The tendon-bone junction is a specialised architectural advancement in biological anchorage. Studies in the literature on Achilles tendon, partial patellectomy and extensor reconstruction, and anterior cruciate ligament repair have repeatedly mentioned the difficulty and unpredictability in obtaining the histological similarity and biomechanical properties of surgical reconstructions to the natural tendon-bone interface [5]. Increased vascularity of underlying bone following anti-tubercular chemotherapy, prolonged disease duration and tendon damage may predispose the junction to avulsion with early vigorous attempts at rehabilitation. Tendon avulsion from an infected bone may bring about a very difficult scenario which necessitates infection control, tendon reattachment, delayed rehabilitation and combating residual disability. Hence, we believe that a “healing” enthesis needs to be rested for the initial phase of anti-tubercular chemotherapy to avoid complications.

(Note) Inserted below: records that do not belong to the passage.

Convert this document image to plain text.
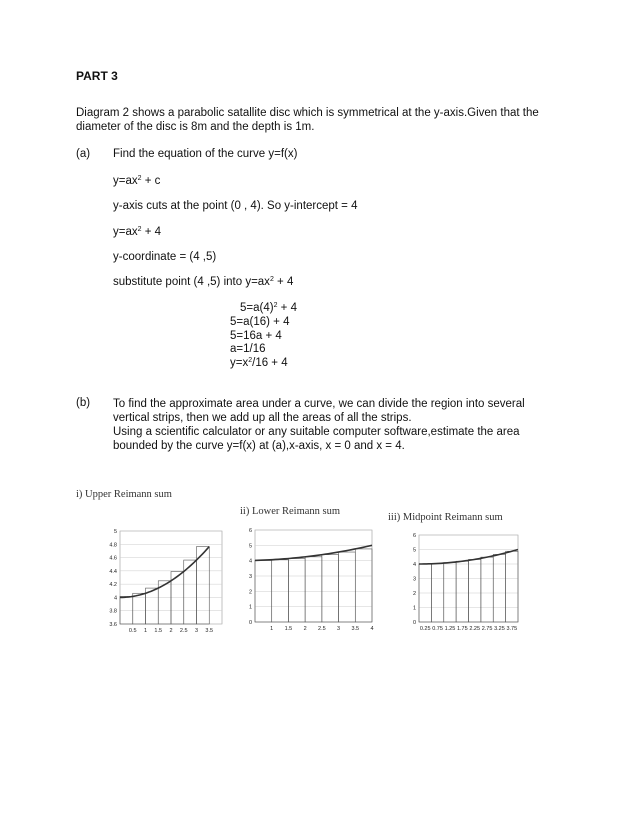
PART 3
Diagram 2 shows a parabolic satallite disc which is symmetrical at the y-axis.Given that the diameter of the disc is 8m and the depth is 1m.
(a) Find the equation of the curve y=f(x)
$y=ax^2 + c$
y-axis cuts at the point (0 , 4). So y-intercept = 4
$y=ax^2 + 4$
y-coordinate = (4 ,5)
substitute point (4 ,5) into $y=ax^2 + 4$
$5=a(4)^2 + 4$
5=a(16) + 4
5=16a + 4
a=1/16
$y=x^2/16 + 4$
(b) To find the approximate area under a curve, we can divide the region into several vertical strips, then we add up all the areas of all the strips.
Using a scientific calculator or any suitable computer software,estimate the area bounded by the curve y=f(x) at (a),x-axis, x = 0 and x = 4.
i) Upper Reimann sum
ii) Lower Reimann sum
iii) Midpoint Reimann sum
3.6
3.8
4
4.2
4.4
4.6
4.8
5
0.5 1 1.5 2 2.5 3 3.5
0
1
2
3
4
5
6
1 1.5 2 2.5 3 3.5 4
0
1
2
3
4
5
6
0.25 0.75 1.25 1.75 2.25 2.75 3.25 3.75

The limitations of this retrospective study happen to be a limited number of patients with this disease, and therefore a lack of uniformity in diagnostic evaluations. A tubercular sequestrum may not always be clearly definable on a plain radiograph (Fig. 5a, b). A CT scan of the lesion could not be done in all patients. We feel that the presence of a CT-defined sequestrum could have categorised certain stage 2 lesions as stage 3. In this study, the entheses were rested during the healing period to prevent tendon avulsion, and this may have been a contributory factor for some residual disability in periarticular lesions. A control group is needed to further investigate the strength of the healing enthesis. This is to establish whether the tendon-bone junction requires movement or rest during the initial period of chemotherapy and to note the incidence of tendon avulsions and joint disability in either group.